Orang dengan infeksi HIV memiliki tingkat reaksi alergi obat yang lebih tinggi, kemungkinan besar sebagai akibat dari gangguan regulasi sistem kekebalan normal. Hal ini terutama berlaku untuk trimetoprim-sulfametoksazol (TMP-SMX), yang merupakan antibiotik yang mengandung sulfa. Reaksi merugikan terhadap TMP-SMX terjadi pada lebih dari separuh orang yang terinfeksi HIV (dibandingkan dengan kurang dari 10% orang yang tidak terinfeksi HIV). Untungnya, desensitisasi untuk alergi TMP-SMX seringkali berhasil, yang seringkali diperlukan untuk mencegah dan mengobati infeksi yang biasa terlihat pada orang dengan HIV.

Alergi obat lain yang sering terlihat adalah abacavir obat HIV. Abacavir adalah penghambat transkriptase balik nukleosida yang dapat menyebabkan reaksi hipersensitivitas yang mengancam jiwa pada 5-8% orang yang terinfeksi HIV. Ada kecenderungan genetik terhadap hipersensitivitas abacavir yang harus diperiksa dengan menggunakan tes darah sebelum orang yang memakai abacavir. Jika seseorang tidak memiliki gen yang terkait dengan reaksi tersebut, maka abacavir dapat dipakai dengan aman.


Asma

Pengobatan infeksi HIV dengan obat antiviral telah menyebabkan peningkatan masalah paru-paru yang terlihat pada pasien ini. Laki-laki yang terinfeksi HIV telah ditunjukkan dalam penelitian memiliki tingkat mengi yang lebih tinggi dibandingkan dengan laki-laki tanpa infeksi HIV, terutama pada mereka yang merokok produk tembakau.
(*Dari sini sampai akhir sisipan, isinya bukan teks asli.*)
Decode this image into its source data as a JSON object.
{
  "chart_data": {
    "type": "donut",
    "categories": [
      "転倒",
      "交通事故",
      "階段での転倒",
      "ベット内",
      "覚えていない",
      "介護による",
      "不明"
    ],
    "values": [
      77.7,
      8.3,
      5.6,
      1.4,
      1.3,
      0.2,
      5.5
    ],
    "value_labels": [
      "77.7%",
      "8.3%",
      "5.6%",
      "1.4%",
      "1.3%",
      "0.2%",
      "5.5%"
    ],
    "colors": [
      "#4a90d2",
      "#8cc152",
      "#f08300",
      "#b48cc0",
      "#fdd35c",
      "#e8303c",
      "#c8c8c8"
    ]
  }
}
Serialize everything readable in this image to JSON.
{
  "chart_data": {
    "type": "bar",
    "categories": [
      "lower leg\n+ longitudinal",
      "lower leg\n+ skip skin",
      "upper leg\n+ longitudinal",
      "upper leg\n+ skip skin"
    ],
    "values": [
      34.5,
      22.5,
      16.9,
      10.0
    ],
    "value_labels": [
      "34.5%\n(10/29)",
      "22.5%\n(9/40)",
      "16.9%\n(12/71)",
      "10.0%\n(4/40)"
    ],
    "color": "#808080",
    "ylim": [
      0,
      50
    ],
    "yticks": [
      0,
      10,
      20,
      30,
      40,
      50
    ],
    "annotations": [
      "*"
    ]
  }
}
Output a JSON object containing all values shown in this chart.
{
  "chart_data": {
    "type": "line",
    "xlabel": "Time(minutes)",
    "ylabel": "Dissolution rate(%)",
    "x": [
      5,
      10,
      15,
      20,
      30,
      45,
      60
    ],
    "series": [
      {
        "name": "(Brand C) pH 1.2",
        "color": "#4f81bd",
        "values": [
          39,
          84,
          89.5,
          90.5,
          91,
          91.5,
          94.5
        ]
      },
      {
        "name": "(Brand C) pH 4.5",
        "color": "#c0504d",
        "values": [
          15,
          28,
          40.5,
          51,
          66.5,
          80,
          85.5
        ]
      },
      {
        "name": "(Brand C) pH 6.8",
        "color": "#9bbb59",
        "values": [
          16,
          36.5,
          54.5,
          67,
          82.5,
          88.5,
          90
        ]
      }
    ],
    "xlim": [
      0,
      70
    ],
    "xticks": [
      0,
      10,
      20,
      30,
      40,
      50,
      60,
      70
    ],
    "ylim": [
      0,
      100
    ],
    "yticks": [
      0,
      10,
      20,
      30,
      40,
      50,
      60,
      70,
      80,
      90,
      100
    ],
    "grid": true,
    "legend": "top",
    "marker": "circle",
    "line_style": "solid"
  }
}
Anak yang terinfeksi HIV yang menerima pengobatan antiviral juga menunjukkan peningkatan tingkat asma dibandingkan dengan anak yang terinfeksi HIV yang tidak memakai obat antiviral.

Penelitian ini memberi kesan bahwa orang dengan infeksi HIV sangat rentan terhadap efek iritan dari asap tembakau, dan penggunaan obat antivirus untuk mengobati HIV melindungi dari hilangnya fungsi kekebalan, yang dapat meningkatkan risiko kondisi alergi inflamasi, seperti asma. Mengobati asma pada orang yang terinfeksi HIV serupa dengan orang dengan infeksi HIV, meskipun kortikosteroid oral harus dihindari sebisa mungkin, karena efek penekanannya pada sistem kekebalan.